SOLOPOS.COM - Terdakwa Ferdy Sambo memberi salam sebelum dimulainya sidang lanjutan kasus pembunuhan berencana terhadap Brigadir Nopriansyah Yosua Hutabarat (Brigadir J) di Pengadilan Negeri Jakarta Selatan, Jakarta, Selasa (10/1/2023). (Antara/Indrianto Eko Suwarso)

Solopos.com, SOLO–Meski jaksa penuntut umum (JPU) menuntut Ferdy Sambo dengan pidana penjara seumur hidup, tetapi majelis hakim dinilai tetap dapat memvonis hukuman maksimal yakni hukuman mati.

Hal itu lantaran dakwaan utamanya adalah Pasal 340 KUHP tentang Pembunuhan Berencana yang ancaman pidananya maksimal hukuman mati.

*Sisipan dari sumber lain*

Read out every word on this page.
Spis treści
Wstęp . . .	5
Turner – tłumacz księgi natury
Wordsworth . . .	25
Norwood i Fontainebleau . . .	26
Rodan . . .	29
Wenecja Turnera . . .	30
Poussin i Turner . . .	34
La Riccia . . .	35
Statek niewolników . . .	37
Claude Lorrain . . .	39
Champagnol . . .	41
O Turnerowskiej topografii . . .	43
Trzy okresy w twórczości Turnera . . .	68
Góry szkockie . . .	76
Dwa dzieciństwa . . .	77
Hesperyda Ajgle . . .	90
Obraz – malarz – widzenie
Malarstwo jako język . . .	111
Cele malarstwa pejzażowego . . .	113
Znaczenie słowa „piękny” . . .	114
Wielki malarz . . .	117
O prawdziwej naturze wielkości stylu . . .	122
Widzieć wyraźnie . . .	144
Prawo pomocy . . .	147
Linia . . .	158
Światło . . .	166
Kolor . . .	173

Promosi Usaha Endog Lewo Garut Sukses Dongkrak Produksi Berkat BRI KlasterkuHidupku

JPU membacakan tuntutan di Pengadilan Negeri (PN) Jakarta Selatan, Selasa (17/1/2023). Ferdy Sambo merupakan terdakwa kasus pembunuhan Brigadir Nofriansyah Yosua Hutabarat atau Brigadir J yang merupakan anak buahnya saat masih menjabat Kadiv Propam Polri.

Guru besar Fakultas Hukum Universitas Jenderal Soedirman, Purwokerto, Prof. Hibnu Nugroho, mengatakan majelis hakim bisa menghukum lebih berat dari pidana seumur hidup.

Alasannya, karena pasal yang dijeratkan kepada Ferdy Sambo adalah Pasal 340 KUHP tentang Pembunuhan Berencana.

Dalam pasal tersebut, ancaman terberatnya adalah hukuman mati.

“Majelis hakim bisa menghukum mati karena pasal yang dijeratkan adalah Pasal 340 KUHP,” ujar Hibnu Nugroho, seperti dikutip Solopos.com dari siaran MetroTV, Selasa.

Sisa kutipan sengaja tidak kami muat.